'I Won't Be Used as a Guinea Pig for White People'

'I Won't Be Used as a Guinea Pig for White People'

PITTSBURGH — The recruiters strode to the front of the room, wearing neon-yellow vests and resolute expressions. But to the handful of tenants overwhelmed by unemployment and gang violence in Northview Heights, the pitch verged on the ludicrous.

Would you like to volunteer for a clinical trial to test a coronavirus vaccine?
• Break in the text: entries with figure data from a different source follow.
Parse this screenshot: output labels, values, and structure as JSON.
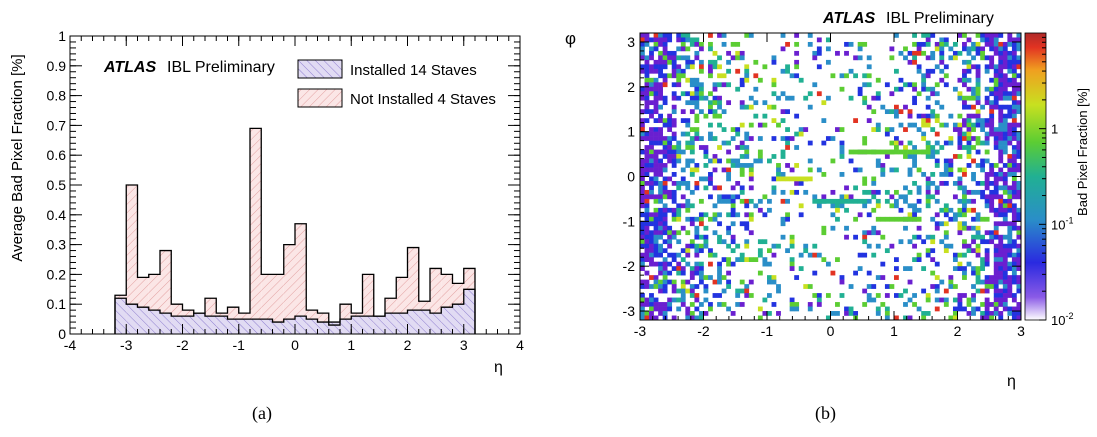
{
  "captions": [
    "(a)",
    "(b)"
  ],
  "chart_data": [
    {
      "type": "bar",
      "subtype": "stacked-step-histogram",
      "experiment_label": "ATLAS",
      "preliminary_label": "IBL Preliminary",
      "xlabel": "η",
      "ylabel": "Average Bad Pixel Fraction [%]",
      "xlim": [
        -4,
        4
      ],
      "ylim": [
        0,
        1
      ],
      "x_ticks": [
        "-4",
        "-3",
        "-2",
        "-1",
        "0",
        "1",
        "2",
        "3",
        "4"
      ],
      "y_ticks": [
        "0",
        "0.1",
        "0.2",
        "0.3",
        "0.4",
        "0.5",
        "0.6",
        "0.7",
        "0.8",
        "0.9",
        "1"
      ],
      "legend_position": "top-right",
      "bin_edges": [
        -3.2,
        -3.0,
        -2.8,
        -2.6,
        -2.4,
        -2.2,
        -2.0,
        -1.8,
        -1.6,
        -1.4,
        -1.2,
        -1.0,
        -0.8,
        -0.6,
        -0.4,
        -0.2,
        0.0,
        0.2,
        0.4,
        0.6,
        0.8,
        1.0,
        1.2,
        1.4,
        1.6,
        1.8,
        2.0,
        2.2,
        2.4,
        2.6,
        2.8,
        3.0,
        3.2
      ],
      "series": [
        {
          "name": "Installed 14 Staves",
          "color": "#7b68c8",
          "fill": "#d6cfee",
          "values": [
            0.12,
            0.1,
            0.09,
            0.08,
            0.07,
            0.06,
            0.06,
            0.07,
            0.06,
            0.06,
            0.05,
            0.05,
            0.05,
            0.05,
            0.04,
            0.05,
            0.06,
            0.05,
            0.04,
            0.04,
            0.05,
            0.06,
            0.06,
            0.06,
            0.07,
            0.07,
            0.08,
            0.08,
            0.07,
            0.09,
            0.1,
            0.15
          ]
        },
        {
          "name": "Not Installed 4 Staves",
          "color": "#d88080",
          "fill": "#f8e0e0",
          "stacked_total": [
            0.13,
            0.5,
            0.19,
            0.2,
            0.28,
            0.1,
            0.08,
            0.07,
            0.12,
            0.07,
            0.09,
            0.07,
            0.69,
            0.2,
            0.2,
            0.3,
            0.37,
            0.08,
            0.07,
            0.03,
            0.1,
            0.07,
            0.2,
            0.06,
            0.12,
            0.19,
            0.29,
            0.11,
            0.22,
            0.2,
            0.17,
            0.22
          ]
        }
      ]
    },
    {
      "type": "heatmap",
      "experiment_label": "ATLAS",
      "preliminary_label": "IBL Preliminary",
      "xlabel": "η",
      "ylabel": "φ",
      "xlim": [
        -3,
        3
      ],
      "ylim": [
        -3.2,
        3.2
      ],
      "x_ticks": [
        "-3",
        "-2",
        "-1",
        "0",
        "1",
        "2",
        "3"
      ],
      "y_ticks": [
        "-3",
        "-2",
        "-1",
        "0",
        "1",
        "2",
        "3"
      ],
      "colorbar_label": "Bad Pixel Fraction [%]",
      "colorbar_scale": "log",
      "colorbar_range": [
        0.01,
        10
      ],
      "colorbar_ticks": [
        {
          "base": "1",
          "exp": ""
        },
        {
          "base": "10",
          "exp": "-1"
        },
        {
          "base": "10",
          "exp": "-2"
        }
      ],
      "grid_bins": [
        84,
        64
      ],
      "colormap": [
        "#ffffff",
        "#6a1fd0",
        "#2233e0",
        "#2a8ec8",
        "#21b093",
        "#5ccd33",
        "#c8e020",
        "#f0a020",
        "#e23322",
        "#b02a2a"
      ]
    }
  ]
}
On this swampy-hot afternoon, the temperature of the room was wintry. “I won’t be used as a guinea pig for white people,” one tenant in the predominantly Black public housing complex declared. Another said she knew of five people who had died from the flu shot. Make Trump look good? a man scoffed — forget it. It’s safer to keep washing your hands, stay away from people and drink orange juice, a woman insisted, until the Devil’s coronavirus work passed over.

Then an older woman turned the question back on Carla Arnold, a recruiter from a local outreach group, who is well-known to people in the Heights:

“Miss Carla, would you feel comfortable allowing them to inject you?”

Ms. Arnold, 62, adjusted her seat to face them down, her eyes no-nonsense above a medical mask.

“They already did,” she replied.

The room stilled.

Recruiting Black volunteers for vaccine trials during a period of severe mistrust of the federal government and heightened awareness of racial injustice is a formidable task. So far, only about 3 percent of the people who have signed up nationally are Black.